One of the reasons I didn't feel like writing was because I was doing a lot, very busy, singing, working on my voice, earning a living, things were happening with family, etc. Since I last posted, I've gotten to sing some of my dream rep with orchestras, with great ensembles, in weird situations and in great situations, had to sing difficult pieces while terribly ill, was engaged to sing things I thought at the time were vocally slightly wrong for me, one that I am now convinced was totally wrong (lesson learned), and even a few that felt just perfect, I signed with a manager, I freaked out, I meditated. Basically, in the past year, I think I've learned a ton. I am no longer just speculating about singing stuff that is scary. I'm starting to do it.
The over-reaching lesson I've learned this year was one thing: I decide whether this is going to be good or not. This performance, this experience.
The orchestra is tuning up and you are sitting there trying to disguise the fact that your folder is shaking. And you can look out at the audience and think "What am I doing here? This is ridiculous.
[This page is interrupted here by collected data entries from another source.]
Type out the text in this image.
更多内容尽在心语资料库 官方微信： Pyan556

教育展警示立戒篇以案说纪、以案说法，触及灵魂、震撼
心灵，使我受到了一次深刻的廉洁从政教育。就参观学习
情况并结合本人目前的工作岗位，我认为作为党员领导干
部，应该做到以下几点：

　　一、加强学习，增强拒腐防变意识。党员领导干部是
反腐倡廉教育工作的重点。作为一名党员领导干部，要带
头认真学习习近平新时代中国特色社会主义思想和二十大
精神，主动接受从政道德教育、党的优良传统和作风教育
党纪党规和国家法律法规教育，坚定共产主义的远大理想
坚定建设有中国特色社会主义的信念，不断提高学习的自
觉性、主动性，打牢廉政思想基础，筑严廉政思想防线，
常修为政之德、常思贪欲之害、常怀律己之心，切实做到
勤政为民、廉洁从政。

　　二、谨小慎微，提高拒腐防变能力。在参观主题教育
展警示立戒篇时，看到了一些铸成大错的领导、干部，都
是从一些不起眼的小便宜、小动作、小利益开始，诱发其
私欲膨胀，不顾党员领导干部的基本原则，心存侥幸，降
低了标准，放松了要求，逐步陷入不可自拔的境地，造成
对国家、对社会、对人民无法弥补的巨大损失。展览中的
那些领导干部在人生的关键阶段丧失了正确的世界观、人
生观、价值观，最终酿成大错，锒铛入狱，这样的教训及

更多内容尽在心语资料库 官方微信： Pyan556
I got the music for this a month ago, and since then I've had 8 other performances, all of crazy music that I didn't have enough time to learn and I'm exhausted and scared and I am going to run away now." Or you can think, "I'm scared, but there's no turning back now, I practiced this and now I am going to sing it well, because what would be the point of sucking, after all?"
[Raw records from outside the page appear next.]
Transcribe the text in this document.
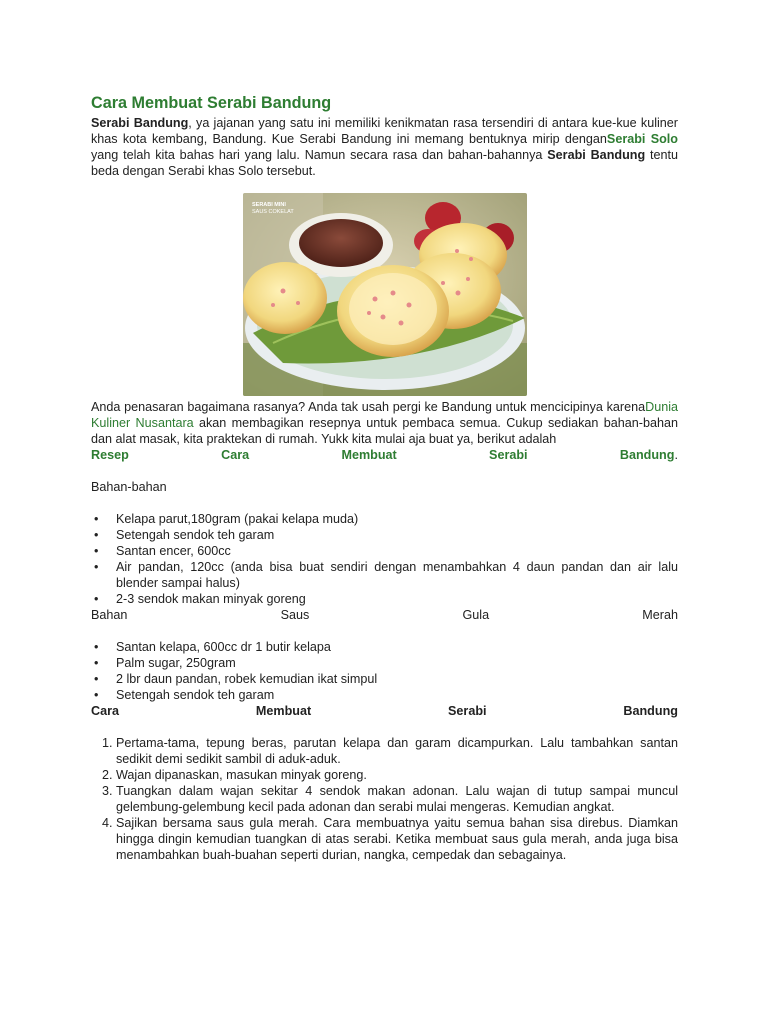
Cara Membuat Serabi Bandung

Serabi Bandung, ya jajanan yang satu ini memiliki kenikmatan rasa tersendiri di antara kue-kue kuliner khas kota kembang, Bandung. Kue Serabi Bandung ini memang bentuknya mirip denganSerabi Solo yang telah kita bahas hari yang lalu. Namun secara rasa dan bahan-bahannya Serabi Bandung tentu beda dengan Serabi khas Solo tersebut.

SERABI MINI
SAUS COKELAT

Anda penasaran bagaimana rasanya? Anda tak usah pergi ke Bandung untuk mencicipinya karenaDunia Kuliner Nusantara akan membagikan resepnya untuk pembaca semua. Cukup sediakan bahan-bahan dan alat masak, kita praktekan di rumah. Yukk kita mulai aja buat ya, berikut adalah

Resep	Cara	Membuat	Serabi	Bandung.
Bahan-bahan
• Kelapa parut,180gram (pakai kelapa muda)
• Setengah sendok teh garam
• Santan encer, 600cc
• Air pandan, 120cc (anda bisa buat sendiri dengan menambahkan 4 daun pandan dan air lalu blender sampai halus)
• 2-3 sendok makan minyak goreng
Bahan	Saus	Gula	Merah
• Santan kelapa, 600cc dr 1 butir kelapa
• Palm sugar, 250gram
• 2 lbr daun pandan, robek kemudian ikat simpul
• Setengah sendok teh garam
Cara	Membuat	Serabi	Bandung
1. Pertama-tama, tepung beras, parutan kelapa dan garam dicampurkan. Lalu tambahkan santan sedikit demi sedikit sambil di aduk-aduk.
2. Wajan dipanaskan, masukan minyak goreng.
3. Tuangkan dalam wajan sekitar 4 sendok makan adonan. Lalu wajan di tutup sampai muncul gelembung-gelembung kecil pada adonan dan serabi mulai mengeras. Kemudian angkat.
4. Sajikan bersama saus gula merah. Cara membuatnya yaitu semua bahan sisa direbus. Diamkan hingga dingin kemudian tuangkan di atas serabi. Ketika membuat saus gula merah, anda juga bisa menambahkan buah-buahan seperti durian, nangka, cempedak dan sebagainya.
When I can pause in my terror just long enough to allow a hint of logic to enter my brain, I realize that allowing fear to take over is only going to absolutely ensure the occurrence of the thing I am afraid of: FAILURE. Being bad. Not sounding good. Being flat. Coming in wrong. Being behind the beat.
Now, we all know we can decide anything we want, but the body has real physical reactions to nervousness. They are: dryness, reduced breath control…no need to list them here, we're all WELL acquainted. But I find that I do better with handling these symptoms of nerves when I am completely aware of them and absolutely prepared. If I practice and prepare the piece with these symptoms in mind, I can prepare myself for how my body will react in those situations rather than being surprised by it when I'm on stage. I feel like I wasted a lot of time practicing to sing something in the perfect set of circumstances rather than the worst ones, because I had a strong sense of how things SHOULD be. Things that can only go right in the best of acoustics with the best pianist with the most well-lubricated throat with beta blockers and the most sleep probably aren't things you should be singing in public. But that is a really hard lesson to learn, especially when you're a soprano, and you're just relieved you got the call in the first place.
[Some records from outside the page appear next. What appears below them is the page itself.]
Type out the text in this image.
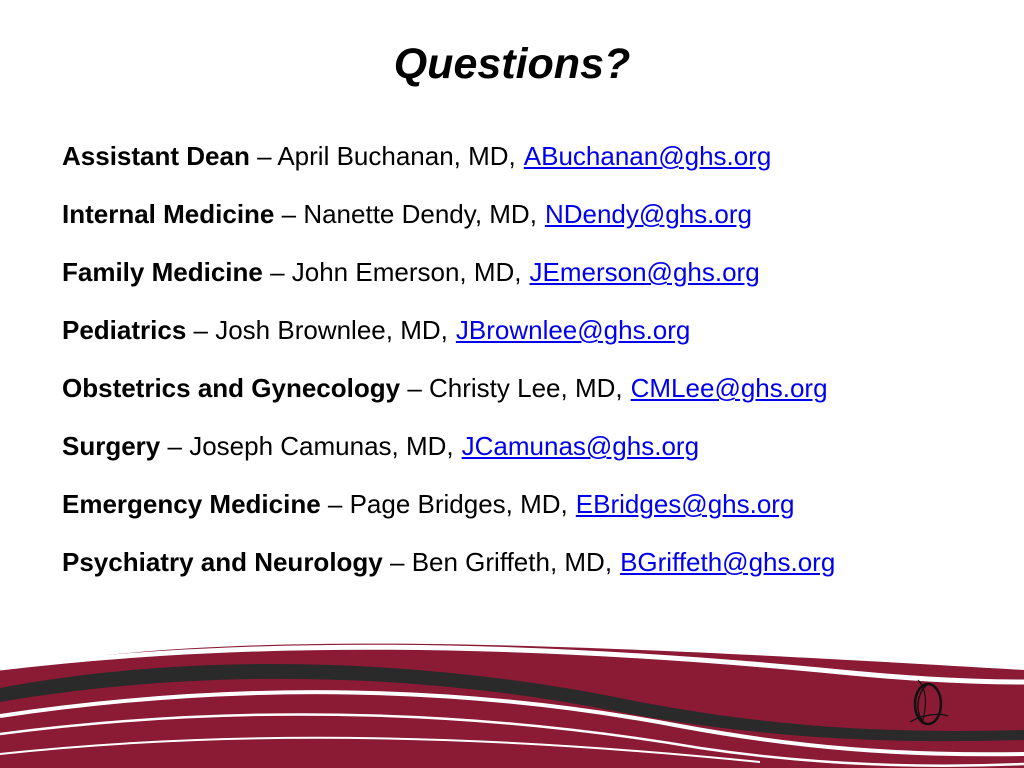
Questions?
Assistant Dean – April Buchanan, MD, ABuchanan@ghs.org
Internal Medicine – Nanette Dendy, MD, NDendy@ghs.org
Family Medicine – John Emerson, MD, JEmerson@ghs.org
Pediatrics – Josh Brownlee, MD, JBrownlee@ghs.org
Obstetrics and Gynecology – Christy Lee, MD, CMLee@ghs.org
Surgery – Joseph Camunas, MD, JCamunas@ghs.org
Emergency Medicine – Page Bridges, MD, EBridges@ghs.org
Psychiatry and Neurology – Ben Griffeth, MD, BGriffeth@ghs.org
I always get a kick out of singers who come out of an audition room gasping and making lip-smacking noises and exclaiming "I'm so dry! It's SO DRY in there! Ugh!!! Yuck!" I've never known whether this declaration was meant to psych out the other singers or to make an excuse for the singing that we all just heard from the other side of the door. But either way…I always think…Yeah, you were nervous, why are you surprised that you felt dry?
The truth is that you can never prepare for everything. Weird stuff happens, companies don't have the money to pay for enough rehearsal time, early in our careers we are frequently filling in for others on short notice and haven't had time to live with the music long enough, we have day jobs and can't focus full time on our singing work, once in awhile the orchestra gets things wrong too that can throw you, and perfection is impossible. However I've found that I do better if I make a decision to take control, a real choice in my brain that this is happening and it is going to be good, things work so much better. Then I unclench, release, my nerves relax much more quickly, and the feeling changes to something more akin to excitement than fear.